Ve​rs la fin de cette nouvelle série de dialogue, en février 2018, une réunion stratégique organisée dans la ville de Fukushima a rassemblé une trentaine de participants représentant les différentes parties impliquées dans l'organisation des dialogues : Ethos in Fukushima (EiF) et autres acteurs locaux, experts étrangers (CIPR, AEN, IRSN, NRPA et CEPN), ainsi qu'un représentant du ministère japonais de l'environnement (MoE).

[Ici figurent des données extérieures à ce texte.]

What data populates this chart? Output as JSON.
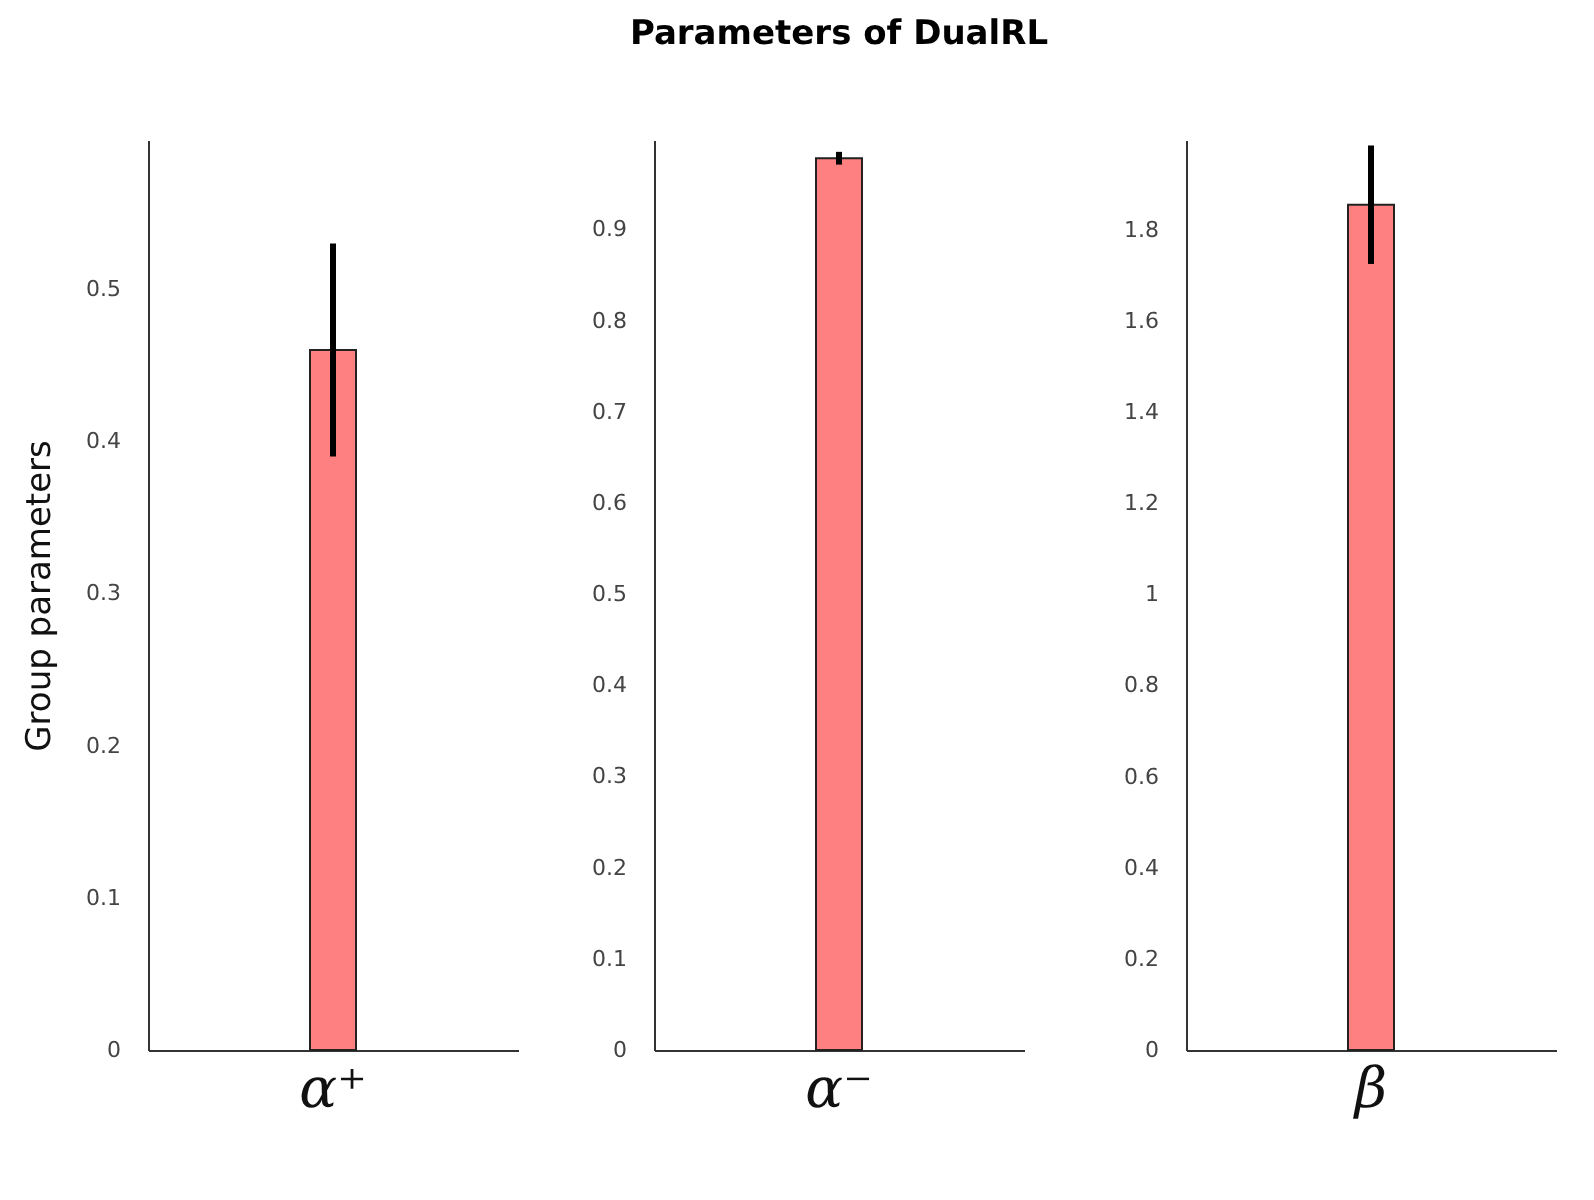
{
  "chart_data": [
    {
      "type": "bar",
      "ylabel": "Group parameters",
      "categories": [
        "α⁺"
      ],
      "values": [
        0.46
      ],
      "errors": [
        0.07
      ],
      "color": "#ff8080",
      "ylim": [
        0,
        0.598
      ],
      "yticks": [
        0,
        0.1,
        0.2,
        0.3,
        0.4,
        0.5
      ],
      "grid": false
    },
    {
      "type": "bar",
      "title": "Parameters of DualRL",
      "categories": [
        "α⁻"
      ],
      "values": [
        0.978
      ],
      "errors": [
        0.007
      ],
      "color": "#ff8080",
      "ylim": [
        0,
        0.998
      ],
      "yticks": [
        0,
        0.1,
        0.2,
        0.3,
        0.4,
        0.5,
        0.6,
        0.7,
        0.8,
        0.9
      ],
      "grid": false
    },
    {
      "type": "bar",
      "categories": [
        "β"
      ],
      "values": [
        1.855
      ],
      "errors": [
        0.13
      ],
      "color": "#ff8080",
      "ylim": [
        0,
        1.997
      ],
      "yticks": [
        0,
        0.2,
        0.4,
        0.6,
        0.8,
        1,
        1.2,
        1.4,
        1.6,
        1.8
      ],
      "grid": false
    }
  ]
}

Tous les participan​​ts ont confirmé l’importance des dialogues pour favoriser les échanges et les discussions et plus généralement établir des liens entre des communautés qui ne se parlaient pas ou ne connaissaient pas, tant au niveau local que national et international. La participation d’organisations et d’experts étrangers a notamment été identifiée comme un facteur essentiel pour la confiance dans les informations fournies sur les risques radiologiques et un moyen efficace de dissiper la méfiance à l'égard des scientifiques, des experts et des autorités. En conclusion, les participants à la réunion ont exprimé un vif désir de poursuivre les dialogues jusqu'à ce que tous les évacués souhaitant rentrer chez eux puissent le faire. 

Cette volonté s’est concrétisée en 2019 par la création de l’association Fukushima Dialogue​ qui poursuit ses travaux à ce jour.